Quasi due decenni fa ci lasciava Gianni Agnelli. La reazione dei media fu un coro di lodi senza precedenti che coinvolgeva giornali, riviste e canali televisivi.

Si formarono lunghe file alla sua camera ardente, e si susseguirono interviste a dipendenti e ex dipendenti della Fiat che elevavano a santo il loro ex capo, mentre i biografi magnificavano le sue imprese, dipingendolo come un principe del Rinascimento per le sue doti intellettuali e la sua saggezza. Anche i politici si unirono nel lodare l’avvocato. L’elite italiana rispose presente.
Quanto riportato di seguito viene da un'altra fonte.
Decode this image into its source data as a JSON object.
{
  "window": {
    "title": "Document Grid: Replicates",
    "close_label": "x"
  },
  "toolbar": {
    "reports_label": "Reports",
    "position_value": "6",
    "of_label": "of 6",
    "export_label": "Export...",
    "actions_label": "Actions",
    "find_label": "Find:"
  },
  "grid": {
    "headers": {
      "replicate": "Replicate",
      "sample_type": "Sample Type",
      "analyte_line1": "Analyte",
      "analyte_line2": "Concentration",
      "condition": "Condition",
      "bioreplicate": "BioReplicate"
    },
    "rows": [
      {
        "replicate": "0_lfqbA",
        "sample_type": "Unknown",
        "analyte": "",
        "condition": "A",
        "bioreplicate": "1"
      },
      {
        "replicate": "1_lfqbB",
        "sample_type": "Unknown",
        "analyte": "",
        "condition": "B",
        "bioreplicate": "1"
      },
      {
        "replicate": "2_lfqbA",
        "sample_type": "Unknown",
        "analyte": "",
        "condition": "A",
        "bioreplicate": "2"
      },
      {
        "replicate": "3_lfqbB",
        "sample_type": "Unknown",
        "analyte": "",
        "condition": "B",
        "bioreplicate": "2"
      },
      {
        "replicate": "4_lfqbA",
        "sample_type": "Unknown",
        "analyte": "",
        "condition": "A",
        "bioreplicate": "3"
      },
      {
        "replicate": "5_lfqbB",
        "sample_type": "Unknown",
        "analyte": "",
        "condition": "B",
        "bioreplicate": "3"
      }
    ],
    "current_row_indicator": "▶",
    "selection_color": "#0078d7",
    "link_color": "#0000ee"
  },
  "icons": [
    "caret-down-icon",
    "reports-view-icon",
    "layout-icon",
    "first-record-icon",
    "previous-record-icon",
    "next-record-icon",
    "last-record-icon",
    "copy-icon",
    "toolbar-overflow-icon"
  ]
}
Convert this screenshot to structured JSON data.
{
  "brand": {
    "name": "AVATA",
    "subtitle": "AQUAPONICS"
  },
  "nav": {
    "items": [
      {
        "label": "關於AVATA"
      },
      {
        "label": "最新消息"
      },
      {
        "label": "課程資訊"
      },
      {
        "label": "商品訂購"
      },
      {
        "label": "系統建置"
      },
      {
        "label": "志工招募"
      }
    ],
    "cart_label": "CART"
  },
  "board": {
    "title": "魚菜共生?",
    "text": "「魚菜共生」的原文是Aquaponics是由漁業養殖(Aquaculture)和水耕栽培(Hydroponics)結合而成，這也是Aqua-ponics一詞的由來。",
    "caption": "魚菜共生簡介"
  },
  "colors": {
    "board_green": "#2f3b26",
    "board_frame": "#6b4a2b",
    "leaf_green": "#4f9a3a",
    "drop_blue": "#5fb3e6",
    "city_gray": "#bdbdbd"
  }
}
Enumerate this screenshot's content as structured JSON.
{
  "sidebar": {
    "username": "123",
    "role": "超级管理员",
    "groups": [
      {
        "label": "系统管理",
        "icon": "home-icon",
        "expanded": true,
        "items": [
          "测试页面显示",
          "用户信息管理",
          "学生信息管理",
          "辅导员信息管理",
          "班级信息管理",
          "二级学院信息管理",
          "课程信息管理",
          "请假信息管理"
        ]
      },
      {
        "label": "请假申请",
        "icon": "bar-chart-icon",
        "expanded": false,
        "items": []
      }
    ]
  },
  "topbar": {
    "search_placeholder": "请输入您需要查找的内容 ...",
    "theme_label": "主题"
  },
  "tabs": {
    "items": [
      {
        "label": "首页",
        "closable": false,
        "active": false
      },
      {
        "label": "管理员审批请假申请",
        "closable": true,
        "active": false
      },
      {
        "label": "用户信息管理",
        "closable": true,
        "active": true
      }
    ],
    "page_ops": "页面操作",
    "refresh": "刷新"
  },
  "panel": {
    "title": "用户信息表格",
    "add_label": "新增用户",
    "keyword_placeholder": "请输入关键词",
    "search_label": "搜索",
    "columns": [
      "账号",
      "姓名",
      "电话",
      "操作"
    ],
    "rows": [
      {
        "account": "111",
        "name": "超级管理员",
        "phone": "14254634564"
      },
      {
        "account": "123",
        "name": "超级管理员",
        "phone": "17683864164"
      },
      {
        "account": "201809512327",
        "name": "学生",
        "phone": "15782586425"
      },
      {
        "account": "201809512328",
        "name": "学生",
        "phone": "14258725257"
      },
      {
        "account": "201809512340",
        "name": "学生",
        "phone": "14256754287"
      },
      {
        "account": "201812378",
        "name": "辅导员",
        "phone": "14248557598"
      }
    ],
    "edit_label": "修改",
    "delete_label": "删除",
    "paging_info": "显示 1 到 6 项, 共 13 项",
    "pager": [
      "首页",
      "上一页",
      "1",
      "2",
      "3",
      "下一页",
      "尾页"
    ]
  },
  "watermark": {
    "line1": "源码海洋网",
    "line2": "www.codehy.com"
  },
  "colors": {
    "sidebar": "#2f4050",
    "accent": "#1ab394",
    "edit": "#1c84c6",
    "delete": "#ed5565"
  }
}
Ora, con il procedere di una causa legale avviata dalla figlia contro i suoi nipoti, emergono dichiarazioni da parte degli avvocati della famiglia reale che rivelano come fosse un segreto di Pulcinella il fatto che Agnelli nascondesse ingentissime somme di denaro all’estero, in modo illegale.

In sostanza, emerge il ritratto di un uomo che ha sottratto nel tempo risorse al proprio paese, lo stesso che per decenni ha contribuito alla sua fortuna attraverso copiosi sussidi e incentivi.

Il simbolo del capitalismo all’Italiana, quello della privatizzazione degli utili e socializzazione delle perdite.